Но, конечно, отнюдь не только З. Фрейд пользовался приемами горопизирования. Горопизирование типично для многих исследований, в частности, в области когнитивной психологии. При становлении когнитивной психологии было высказано положение, легшее в ее основу: по аналогии с компьютером, переработкой информации у человека занимается некий центральный процессор, обладающий ограниченной пропускной способностью. Когнитивные психологи, вспомнив о «воронке» Шеррингтона, ввели метафору «узкого бутылочного горлышка», определяющего возможности такого процессора. Поскольку, уверяли они, в процессоре не может перерабатываться вся информация, то должен быть механизм отбора (селекции) наиболее существенной (релевантной) части информации. Такой отбор может происходить либо сразу на входе при её поступлении (теории ранней селекции), либо на выходе – при попытке попасть в узкое горлышко центрального процессора (теории поздней селекции). Когнитивисты поставили море остроумных экспериментов, чтобы предпочесть ту или иную из двух теорий.

В итоге экспериментальных исследований и теория ранней, и теория поздней селекции были отброшены. Нет никаких оснований говорить об ограничении объемов информации при её приеме и переработке, решили некоторые когнитивисты.

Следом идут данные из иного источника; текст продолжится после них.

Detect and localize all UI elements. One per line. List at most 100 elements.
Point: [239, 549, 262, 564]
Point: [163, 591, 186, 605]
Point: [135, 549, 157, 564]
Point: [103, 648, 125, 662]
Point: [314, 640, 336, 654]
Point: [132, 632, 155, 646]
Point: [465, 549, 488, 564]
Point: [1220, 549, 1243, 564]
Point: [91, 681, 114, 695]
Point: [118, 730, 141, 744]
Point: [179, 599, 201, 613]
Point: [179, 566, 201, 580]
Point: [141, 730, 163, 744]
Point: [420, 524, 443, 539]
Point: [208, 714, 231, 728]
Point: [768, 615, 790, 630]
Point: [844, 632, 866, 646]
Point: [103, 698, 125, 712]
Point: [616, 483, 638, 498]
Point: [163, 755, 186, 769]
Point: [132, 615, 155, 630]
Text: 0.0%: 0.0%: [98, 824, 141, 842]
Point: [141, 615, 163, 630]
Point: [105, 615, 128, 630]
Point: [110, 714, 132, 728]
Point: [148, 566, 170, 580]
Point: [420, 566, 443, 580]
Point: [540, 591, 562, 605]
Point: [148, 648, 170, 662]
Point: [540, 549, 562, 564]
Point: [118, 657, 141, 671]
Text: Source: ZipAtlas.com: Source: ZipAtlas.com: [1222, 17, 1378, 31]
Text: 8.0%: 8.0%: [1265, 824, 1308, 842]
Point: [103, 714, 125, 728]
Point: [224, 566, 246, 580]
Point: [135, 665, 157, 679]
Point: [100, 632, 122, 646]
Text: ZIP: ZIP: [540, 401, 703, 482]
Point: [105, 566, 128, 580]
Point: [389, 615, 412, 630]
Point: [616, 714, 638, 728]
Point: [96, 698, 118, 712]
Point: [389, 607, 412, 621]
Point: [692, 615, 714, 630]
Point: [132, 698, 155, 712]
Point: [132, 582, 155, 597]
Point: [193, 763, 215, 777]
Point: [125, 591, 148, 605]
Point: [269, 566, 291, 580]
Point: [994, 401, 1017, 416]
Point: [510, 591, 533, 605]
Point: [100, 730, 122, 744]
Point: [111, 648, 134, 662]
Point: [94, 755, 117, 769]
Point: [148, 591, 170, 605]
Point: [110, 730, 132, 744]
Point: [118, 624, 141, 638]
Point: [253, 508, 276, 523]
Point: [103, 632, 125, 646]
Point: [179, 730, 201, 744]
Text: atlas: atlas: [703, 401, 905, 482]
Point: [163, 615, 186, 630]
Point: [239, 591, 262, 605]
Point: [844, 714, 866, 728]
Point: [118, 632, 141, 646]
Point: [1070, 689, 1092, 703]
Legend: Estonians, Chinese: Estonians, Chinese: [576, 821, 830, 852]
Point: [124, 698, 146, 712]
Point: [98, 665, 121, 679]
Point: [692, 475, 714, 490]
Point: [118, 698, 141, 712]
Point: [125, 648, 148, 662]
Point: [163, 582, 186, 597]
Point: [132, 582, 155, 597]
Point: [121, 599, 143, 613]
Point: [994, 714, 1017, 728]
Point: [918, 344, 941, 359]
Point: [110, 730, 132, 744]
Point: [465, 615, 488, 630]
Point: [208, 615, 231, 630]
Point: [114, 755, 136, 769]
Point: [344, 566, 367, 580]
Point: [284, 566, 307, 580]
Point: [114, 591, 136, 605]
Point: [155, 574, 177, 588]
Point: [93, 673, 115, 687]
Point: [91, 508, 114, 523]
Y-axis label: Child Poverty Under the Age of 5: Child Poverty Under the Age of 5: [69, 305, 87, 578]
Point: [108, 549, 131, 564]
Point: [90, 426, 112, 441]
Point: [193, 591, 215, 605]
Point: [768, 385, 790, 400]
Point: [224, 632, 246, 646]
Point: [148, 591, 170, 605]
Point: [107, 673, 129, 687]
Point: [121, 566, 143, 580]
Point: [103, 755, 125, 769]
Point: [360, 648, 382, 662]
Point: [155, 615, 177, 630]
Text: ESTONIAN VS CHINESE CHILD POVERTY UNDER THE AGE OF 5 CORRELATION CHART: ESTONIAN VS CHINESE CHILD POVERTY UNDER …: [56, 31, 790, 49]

Но тогда, продолжили они, ограничения наложены не на объемы, а на «нейрональные ресурсы» по переработке информации в целом (т.н. экономическая модель). Из общего ограниченного бюджета при решении каждой конкретной задачи могут быть выделены разные ресурсы. Именно поэтому, заявляли сторонники экономической модели, эксперименты, посвященные решению конкретных задач, опровергают выдвигаемые ранее ограничения на объемы переработки информации. Конечно, заранее не всегда может быть известно, какая «ресурсная ёмкость» требуется для решения той или иной задачи, особенно если задача – новая. Поэтому принципы распределения бюджета оставались неясными. В общем, эксперименты опровергли и гипотезу об ограничениях на ресурсы в целом.

Тогда в рамках экономической модели немедленно ввели новое допущение: ладно, пусть бюджет в целом не ограничен, но все-таки есть ограничения по отдельным статьям этого бюджета. Однако после экспериментальной проверки и такое предположение об ограничениях стало казаться не слишком похожим на правду. Тогда пришли к выводу – нет эмпирических оснований постулировать наличие каких-либо центральных ограничений. Но ввели новое допущение: мозг способен перерабатывать всю поступающую информацию, но сам же суживает свои возможности из-за очевидных структурных ограничений эффекторных систем действия. Например, функциональные особенности речевого аппарата таковы, что речь может осуществляться только последовательно. Или, как справедливо заметил Д. Оллпорт, конечности в одно время могут быть только в одном месте. Но и эта гипотеза не прошла логической и экспериментальной проверки. Да, и если бы у человека было бы четыре руки, а не две, трудно понять, каким образом и почему у него должен был бы, скажем, вырасти объем зрительной кратковременной памяти.

Методологическая дефектность допущения о структурных ограничениях сказывается не только в неизбежном для сохранения этой гипотезы горопизировании, но и – как часто бывает – в игнорировании противоречащих этим допущениям эмпирических или логических аргументов (см. подробнее 1, с.228-237).